According to court documents and statements made in court, ORBACH worked as a Vice President of Operations for Raymour & Flanigan, a furniture retailer with stores in Connecticut and other northeastern states. In his position, ORBACH was able to influence Raymour & Flanigan’s selection of various subcontractors. From approximately 2005 through October 2008, ORBACH received kickbacks from a cleaning subcontractor that provided services to Raymour & Flanigan. During the scheme, ORBACH first would regularly meet a representative from the cleaning subcontractor at lunch, or after working hours, and would receive an unmarked manila envelope containing between $8,500 and $23,000 in cash. Later, in lieu of the cash payments, ORBACH arranged for a representative of the cleaning subcontractor to issue periodic checks to ORBACH’s wife as if she worked for the company. While the subcontractor issued a Form W-2 in the amount of $61,506 to his wife, ORBACH failed to report any of the cash payments on his federal tax returns.
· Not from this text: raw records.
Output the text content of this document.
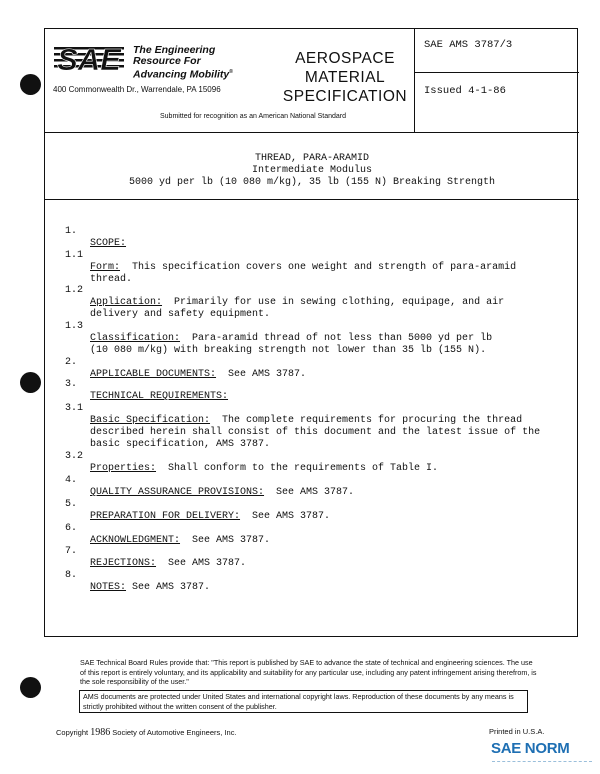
SAE The Engineering
Resource For
Advancing Mobility®
400 Commonwealth Dr., Warrendale, PA 15096
AEROSPACE
MATERIAL
SPECIFICATION
Submitted for recognition as an American National Standard
SAE AMS 3787/3
Issued 4-1-86
THREAD, PARA-ARAMID
Intermediate Modulus
5000 yd per lb (10 080 m/kg), 35 lb (155 N) Breaking Strength

1.

SCOPE:

1.1

Form:  This specification covers one weight and strength of para-aramid
thread.

1.2

Application:  Primarily for use in sewing clothing, equipage, and air
delivery and safety equipment.

1.3

Classification:  Para-aramid thread of not less than 5000 yd per lb
(10 080 m/kg) with breaking strength not lower than 35 lb (155 N).

2.

APPLICABLE DOCUMENTS:  See AMS 3787.

3.

TECHNICAL REQUIREMENTS:

3.1

Basic Specification:  The complete requirements for procuring the thread
described herein shall consist of this document and the latest issue of the
basic specification, AMS 3787.

3.2

Properties:  Shall conform to the requirements of Table I.

4.

QUALITY ASSURANCE PROVISIONS:  See AMS 3787.

5.

PREPARATION FOR DELIVERY:  See AMS 3787.

6.

ACKNOWLEDGMENT:  See AMS 3787.

7.

REJECTIONS:  See AMS 3787.

8.

NOTES: See AMS 3787.

SAE Technical Board Rules provide that: "This report is published by SAE to advance the state of technical and engineering sciences. The use of this report is entirely voluntary, and its applicability and suitability for any particular use, including any patent infringement arising therefrom, is the sole responsibility of the user."
AMS documents are protected under United States and international copyright laws. Reproduction of these documents by any means is strictly prohibited without the written consent of the publisher.
Copyright 1986 Society of Automotive Engineers, Inc.	Printed in U.S.A.
SAE NORM
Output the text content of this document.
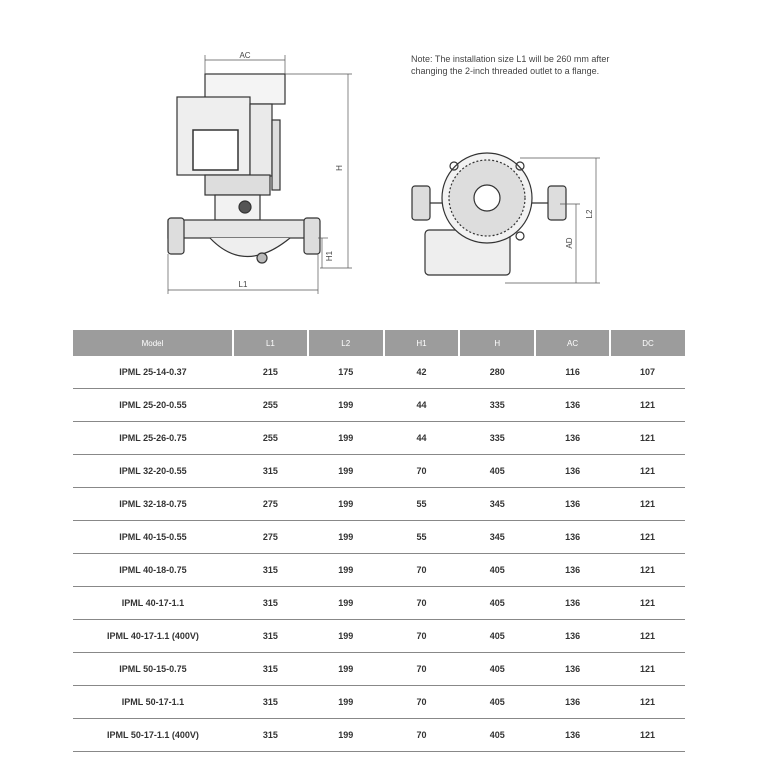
AC
H
H1
L1
L2
AD
Note: The installation size L1 will be 260 mm after changing the 2-inch threaded outlet to a flange.
Model	L1	L2	H1	H	AC	DC
IPML 25-14-0.37	215	175	42	280	116	107
IPML 25-20-0.55	255	199	44	335	136	121
IPML 25-26-0.75	255	199	44	335	136	121
IPML 32-20-0.55	315	199	70	405	136	121
IPML 32-18-0.75	275	199	55	345	136	121
IPML 40-15-0.55	275	199	55	345	136	121
IPML 40-18-0.75	315	199	70	405	136	121
IPML 40-17-1.1	315	199	70	405	136	121
IPML 40-17-1.1 (400V)	315	199	70	405	136	121
IPML 50-15-0.75	315	199	70	405	136	121
IPML 50-17-1.1	315	199	70	405	136	121
IPML 50-17-1.1 (400V)	315	199	70	405	136	121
ORBACH also demanded kickbacks from another company that provided delivery services to Raymour & Flanigan. Between April 2007 and December 2007, ORBACH received three dollars for every stop serviced by the delivery company. The company made regular payments to ORBACH or his spouse by check, and issued Forms 1099 to each of them.
The investigation revealed that ORBACH would store the cash he received in a safe at his home, periodically structured the funds into a savings account, and then transferred the money into an investment account. For example, on October 28, 2006, ORBACH deposited $9995 into his savings account at one bank branch, and then drove to another bank branch and deposited approximately $500 into the same account.
During the course of the investigation, the IRS executed a seizure warrant and froze more than $350,000 in ORBACH’s investment account.
ORBACH has paid restitution in the amount of $526,815.80 to Raymour & Flanigan, and back taxes, penalties and interest in the amount of $267,505.33.
This matter was investigated by the Internal Revenue Service – Criminal Investigation Division. The case was prosecuted by Assistant United States Attorney Ray Miller.